Granted, having only one VIP where you detach one pool and attach another pool is not all that sexy but this becomes a much more compelling story when you are talking about multi-tiered environments with multiple VIPs and health checks. A simple modification of these scripts allows me today to simultaneously swing an infrastructure of multiple web servers with five different VIPs, multiple application servers with 7 different VIPs and an ESB simultaneously with each VIP using Pools contaning two or more load balanced servers! At the same time, I'm also detaching health checks from the one set of pools and attaching them to the other set of pools--all being done as fast as the BigIP can execute a shell script.

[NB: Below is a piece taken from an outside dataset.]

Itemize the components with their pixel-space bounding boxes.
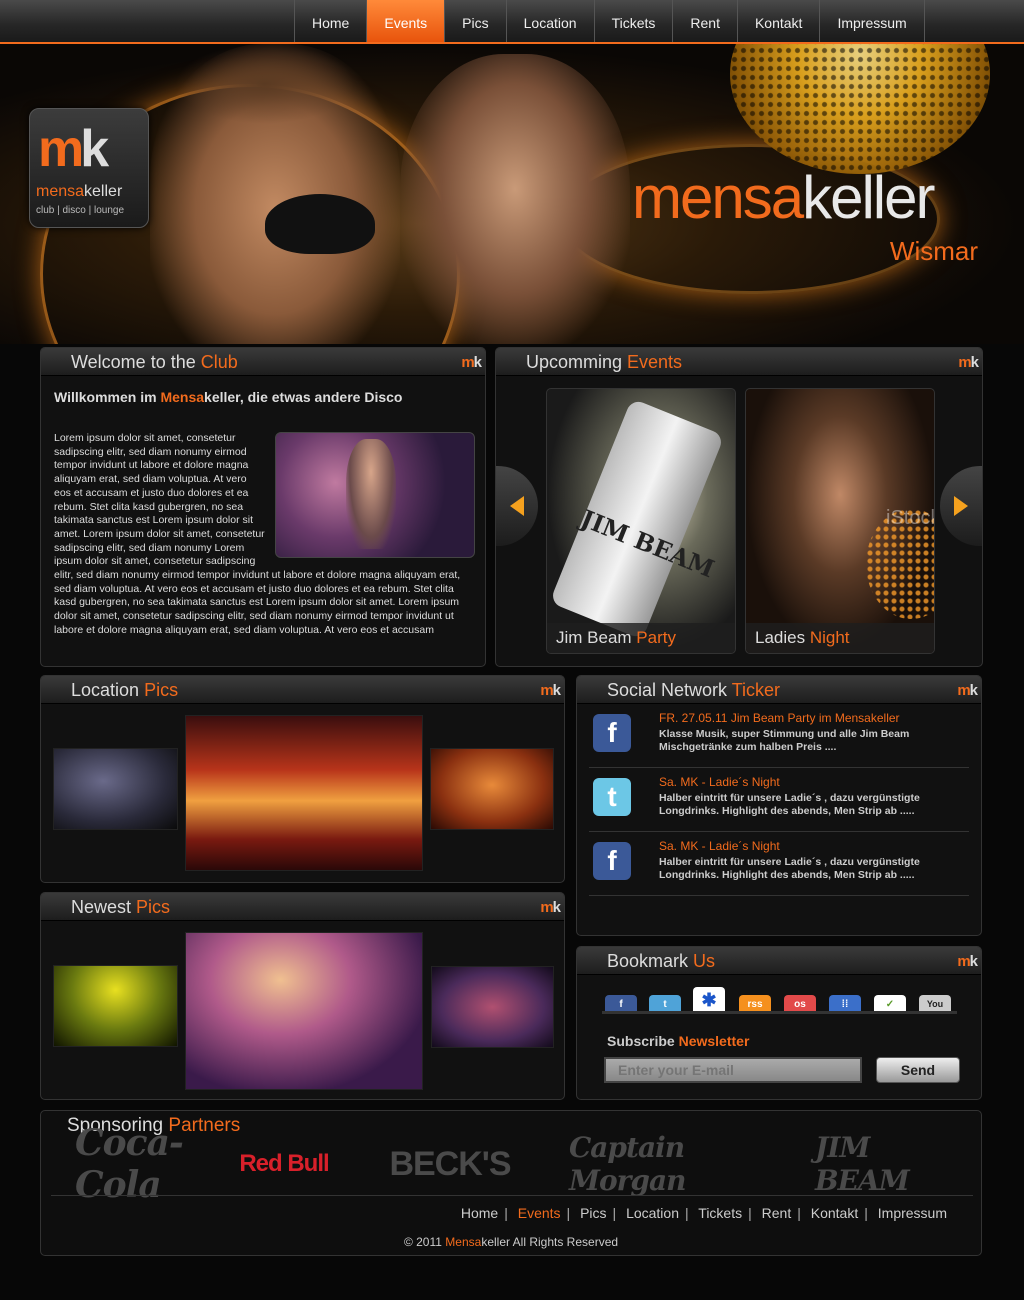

Picture the following. You've just spent all weekend deploying a large, complex update to your site and it's Monday morning. Site goes down--problems with the release. You need to back out the release but it is going to take hours because you need to redeploy your web content, revert your web and/or container changes, your application war files, database updates, which is essentially hours of lost revenue. It would be so nice to be able to just execute a script that would instantly revert your site back to the "last known good" configuration--especially since every 15 minutes one of the "suits" is breathing down your neck to get the site up.
To keep things simple, picture a typical three tier physical server design. You've got your web server in your dmz, an application server running whatever (tomcat, jboss, geronimo, glassfish, websphere, etc), finally the database. (Remember, I'm keeping this simple so I'm leaving out the multiple web servers, app servers, RAC cluster, etc.) This set of servers will be known as "Peter". The web server is front-ended by a BigIP, which is doing your SSL termination, maybe some caching, and sprinkle in some iRules for redirection, rewrites, whatever. The web server talks mod_jk or mod_proxy to the app server and the app server to your database. This silo of servers is a fixed chain.
Next, convince your CIO that this is a good idea and then build a mirror of this environment, which we'll call "Sylar". To keep yourself sane, know that no component in the "Peter" silo should ever communicate with a component in the "Sylar" silo.
"Peter" is a web server Pool consisting of, in our simple example, one server. "Sylar" is a Pool that contains the mirrored web server. The "www" site VIP currently contains the "Peter" Pool so all your end user requests for www.coolbeans.com get routed to your "Peter" web server. You deploy your next release to Sylar, which you are ready to go live with. Since the BigIP is scriptable with shell commands, you can write two shell scripts. Name one "swingToPeter.sh" the other "swingToSylar.sh". Using bigpipe commands built into the BigIP, your swingToPeter.sh script looks something like this:
#!/bin/sh
bigpipe virtual VIRT_www pool POOL_web_Peter
Your swingToSylar.sh script will look something like this:
#!/bin/sh
bigpipe virtual VIRT_www pool POOL_web_Sylar
Execute swingToSylar.sh and the new release is live. Need to backout? Execute swingToPeter.sh and you are backed out--instantly.
Granted, having only one VIP where you detach one pool and attach another pool is not all that sexy but this becomes a much more compelling story when you are talking about multi-tiered environments with multiple VIPs and health checks. A simple modification of these scripts allows me today to simultaneously swing an infrastructure of multiple web servers with five different VIPs, multiple application servers with 7 different VIPs and an ESB simultaneously with each VIP using Pools contaning two or more load balanced servers! At the same time, I'm also detaching health checks from the one set of pools and attaching them to the other set of pools--all being done as fast as the BigIP can execute a shell script.